During my time at IU, they’ve long been a joke among students.

From all indications at Wednesday’s Big Ten Media Day in Chicago, this year is different.

And for IU Coach Kevin Wilson, it has to be.

“Saying that we expect to make a bowl game is a complete understatement,” senior kicker Mitch Ewald said. “Our goal is not to make a bowl game. Our goal is to be consistently one of the two, three best teams in the Big Ten year in and year out.

“That’s our goal. To say that we’ll just make a bowl game, that’s an understatement.”

For Wilson, now in his third season, this is the year that people will start to judge him. He got a pass his first year when he went 1-11. That wasn’t his team, and it was a transition year.

Last year, he showed that he had made some strides with the players, as the team won two Big Ten games, but still finished 4-8. Again, he got a pass with it just being the second year, and losing incumbent starting quarterback Tre Roberson in the second game.

Now, with a roster familiar with Wilson and the expectations, there is no reason for this team to be a joke anymore.

“We are, though, a veteran team,” Wilson said. “I think we’re going to be fifth or sixth in the country with returning guys with starts. So we do have guys that are battle tested.

“We have guys that are getting more mature, but I do think we’re a young team growing and there’s a lot of growth potential with our football program in these next few years.”

But for the three players Wilson brought with him to Chicago Wednesday — seniors Kofi Hughes, Greg Heban and Ewald — there’s no time for the future.

They want to win now.

And there’s no reason for them not to.

“We expect to be great, to play great, to win a lot of football games,” Ewald said. “We owe it to the University to be a good Big Ten football team.”

During the last two years, Hughes has noticed a lot of changes around the team instituted by Wilson.

What has excited Hughes, who was not recruited by Wilson, but by former IU Coach Bill Lynch, is that the players who are there are a “brotherhood” and all want to be there.

Wilson finally has his team.

“Coach Wilson, when he came in, he said he was going to set a standard,” Hughes said. “He asked us, ‘What does it take to be a man of Indiana football?’ and we really didn’t know what to say.”

Now the team knows what to say.

The team goes to class.

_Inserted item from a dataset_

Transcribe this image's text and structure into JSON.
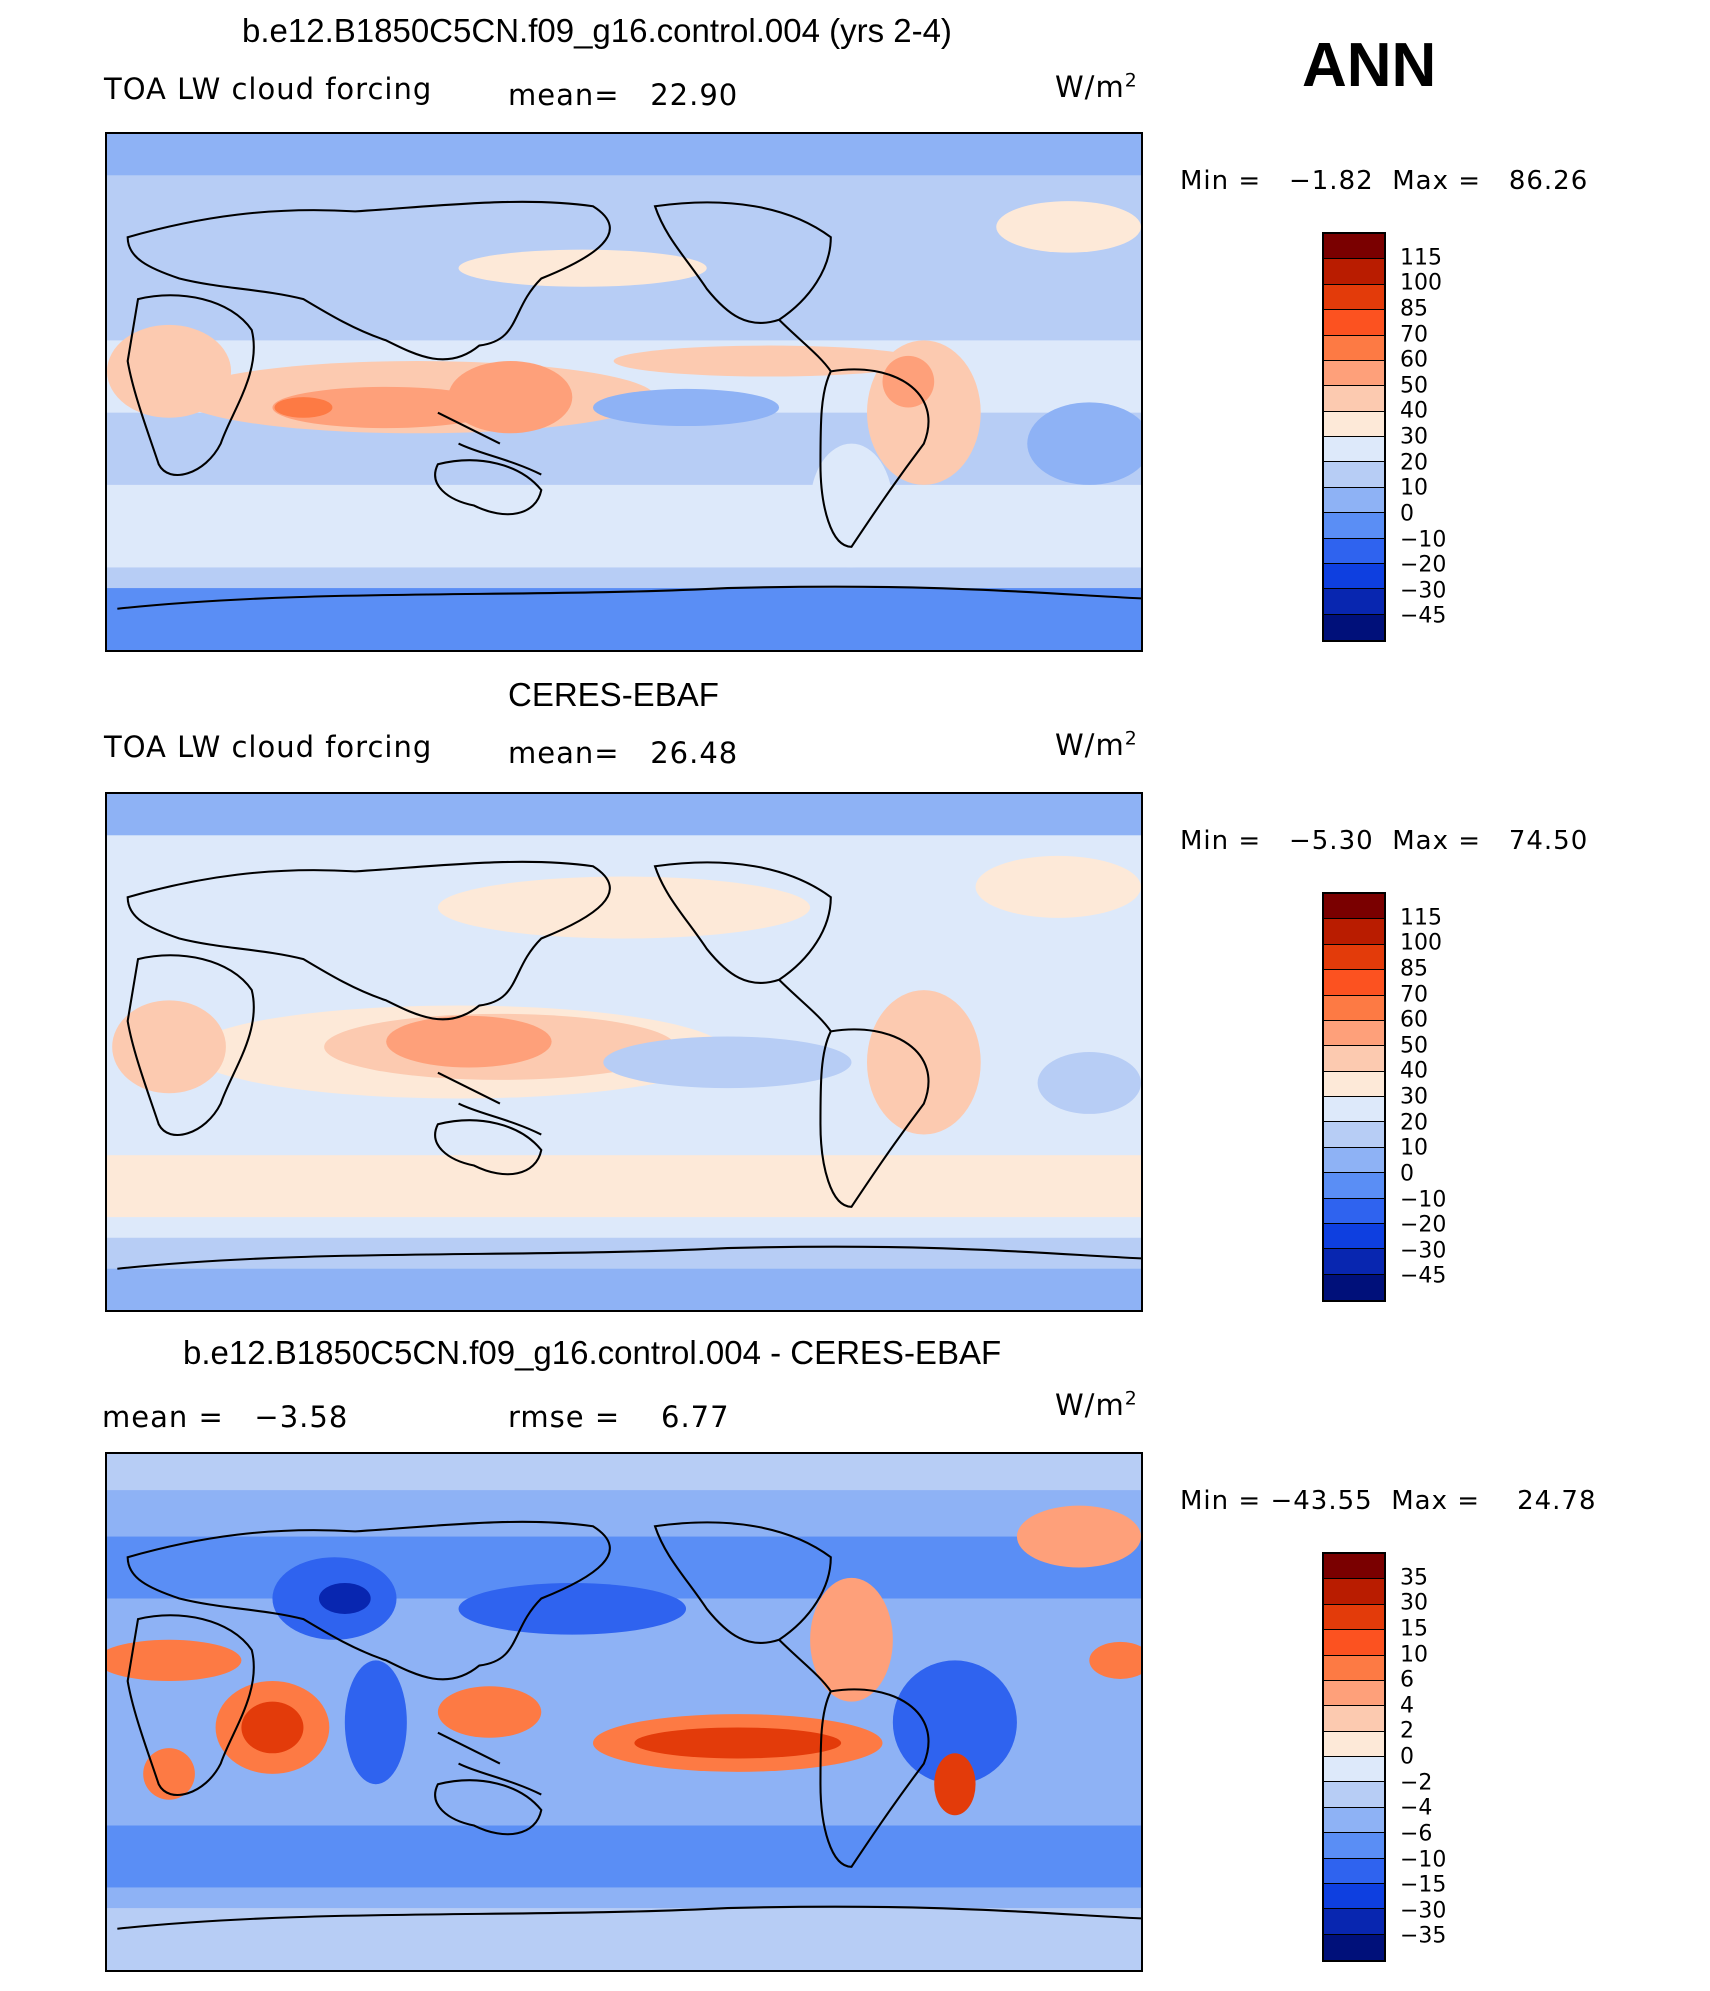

Players have meals together. They hang out.

They clean their area after they’re done. They clean the locker room. They get after it in practice.

“I think we really changed IU football,” Hughes said. “I know that when I was a freshman, I came in, it was the stereotypical kind of team. You’re a freshman, the seniors are seniors. You don’t really socialize that much type of thing.

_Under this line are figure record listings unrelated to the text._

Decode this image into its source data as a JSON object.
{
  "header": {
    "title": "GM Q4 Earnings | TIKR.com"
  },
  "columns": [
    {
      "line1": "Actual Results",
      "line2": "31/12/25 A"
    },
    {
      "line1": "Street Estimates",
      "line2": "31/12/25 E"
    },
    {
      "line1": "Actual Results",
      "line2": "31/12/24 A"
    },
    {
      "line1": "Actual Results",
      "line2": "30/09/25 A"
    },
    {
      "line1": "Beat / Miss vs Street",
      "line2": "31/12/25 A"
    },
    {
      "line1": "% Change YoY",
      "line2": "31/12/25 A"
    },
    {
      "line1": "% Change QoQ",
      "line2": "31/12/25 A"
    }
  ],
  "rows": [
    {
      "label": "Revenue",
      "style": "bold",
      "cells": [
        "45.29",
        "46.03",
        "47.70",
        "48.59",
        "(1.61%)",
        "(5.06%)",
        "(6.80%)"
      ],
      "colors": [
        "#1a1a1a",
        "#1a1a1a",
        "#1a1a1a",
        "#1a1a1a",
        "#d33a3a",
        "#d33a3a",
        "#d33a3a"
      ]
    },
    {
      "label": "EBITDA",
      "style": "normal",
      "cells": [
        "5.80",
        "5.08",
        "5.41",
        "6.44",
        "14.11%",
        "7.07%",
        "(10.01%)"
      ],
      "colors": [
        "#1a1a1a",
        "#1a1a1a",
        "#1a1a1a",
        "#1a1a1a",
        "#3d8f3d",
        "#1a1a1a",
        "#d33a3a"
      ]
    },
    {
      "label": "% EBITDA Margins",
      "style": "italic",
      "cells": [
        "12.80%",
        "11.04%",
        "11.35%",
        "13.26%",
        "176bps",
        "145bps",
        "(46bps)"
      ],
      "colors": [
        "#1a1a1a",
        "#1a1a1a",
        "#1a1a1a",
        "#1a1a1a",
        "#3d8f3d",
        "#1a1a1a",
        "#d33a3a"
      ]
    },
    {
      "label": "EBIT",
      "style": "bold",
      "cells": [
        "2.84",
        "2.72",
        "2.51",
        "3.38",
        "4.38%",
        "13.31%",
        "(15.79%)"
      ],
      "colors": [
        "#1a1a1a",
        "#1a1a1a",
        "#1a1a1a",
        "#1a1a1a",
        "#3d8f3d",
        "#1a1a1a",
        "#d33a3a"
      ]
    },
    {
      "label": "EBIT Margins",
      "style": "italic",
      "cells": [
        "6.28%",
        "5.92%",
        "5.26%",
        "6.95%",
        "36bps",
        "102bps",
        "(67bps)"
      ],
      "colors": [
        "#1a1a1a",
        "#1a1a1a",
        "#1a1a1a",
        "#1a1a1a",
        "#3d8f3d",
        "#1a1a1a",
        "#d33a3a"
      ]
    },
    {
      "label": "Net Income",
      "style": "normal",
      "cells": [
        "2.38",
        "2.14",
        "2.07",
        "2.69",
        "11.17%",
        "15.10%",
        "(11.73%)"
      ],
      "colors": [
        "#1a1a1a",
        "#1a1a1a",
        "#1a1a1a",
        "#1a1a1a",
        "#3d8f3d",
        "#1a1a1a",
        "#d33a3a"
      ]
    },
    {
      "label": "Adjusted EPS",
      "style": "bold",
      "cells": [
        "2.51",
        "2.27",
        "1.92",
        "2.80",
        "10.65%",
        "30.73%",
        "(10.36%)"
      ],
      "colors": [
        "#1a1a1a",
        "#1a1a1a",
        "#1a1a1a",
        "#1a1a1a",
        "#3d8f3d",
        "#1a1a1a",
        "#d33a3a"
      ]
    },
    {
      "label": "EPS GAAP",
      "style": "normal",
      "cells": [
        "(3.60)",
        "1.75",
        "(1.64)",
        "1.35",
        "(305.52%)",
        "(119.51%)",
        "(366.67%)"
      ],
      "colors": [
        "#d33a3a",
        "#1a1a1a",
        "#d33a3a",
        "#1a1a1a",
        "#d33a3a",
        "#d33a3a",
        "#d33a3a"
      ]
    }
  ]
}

“I’ll say right now, I’ll have dinner with (freshman defensive back Rashard) Fant or hang out with (freshman defensive back Antonio) Allen. I’ve got (freshman wide receiver) Isaac Griffith at my house playing video games.”

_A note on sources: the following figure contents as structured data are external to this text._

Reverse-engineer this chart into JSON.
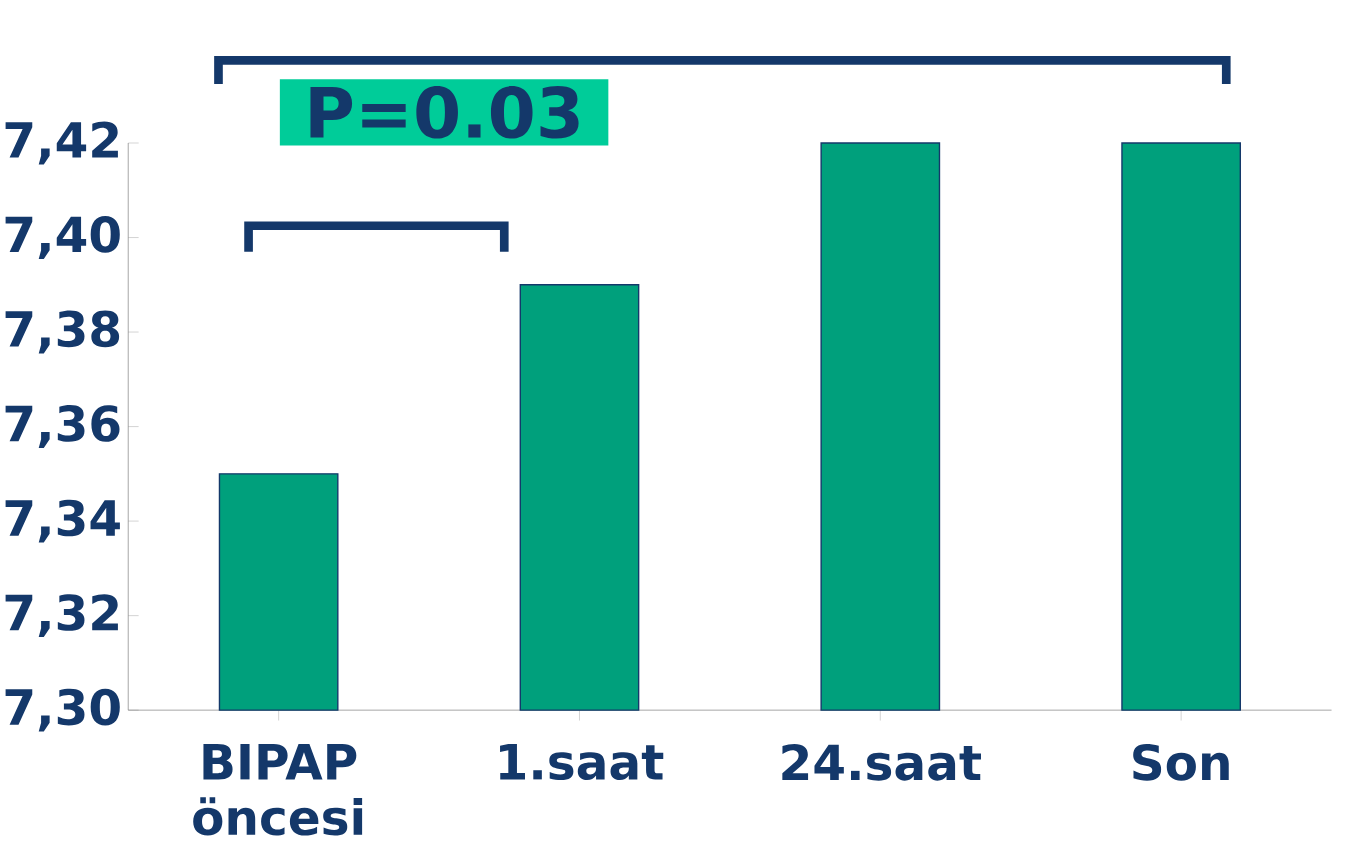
{
  "chart_data": {
    "type": "bar",
    "categories": [
      "BIPAP öncesi",
      "1.saat",
      "24.saat",
      "Son"
    ],
    "values": [
      7.35,
      7.39,
      7.42,
      7.42
    ],
    "color": "#00a07c",
    "ylim": [
      7.3,
      7.42
    ],
    "yticks": [
      {
        "value": 7.3,
        "label": "7,30"
      },
      {
        "value": 7.32,
        "label": "7,32"
      },
      {
        "value": 7.34,
        "label": "7,34"
      },
      {
        "value": 7.36,
        "label": "7,36"
      },
      {
        "value": 7.38,
        "label": "7,38"
      },
      {
        "value": 7.4,
        "label": "7,40"
      },
      {
        "value": 7.42,
        "label": "7,42"
      }
    ],
    "annotations": [
      "P=0.03"
    ]
  }
}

Watching Heban’s face light up while talking about the athletic freshmen defensive players, hearing Wilson gush about the development of sophomore running back Tevin Coleman and listening as Hughes spoke about how he enjoys rallying a talented group of receivers shows this team has nothing but positives entering the season.

“There’s a lot of good energy with what’s going on,” Wilson said.

None of the players were joking around July 24. They really believe it’s different. There’s no excuse for mediocrity this season.

There’s no reason for this season to be a joke.

Now, it’s time to see those results on the field.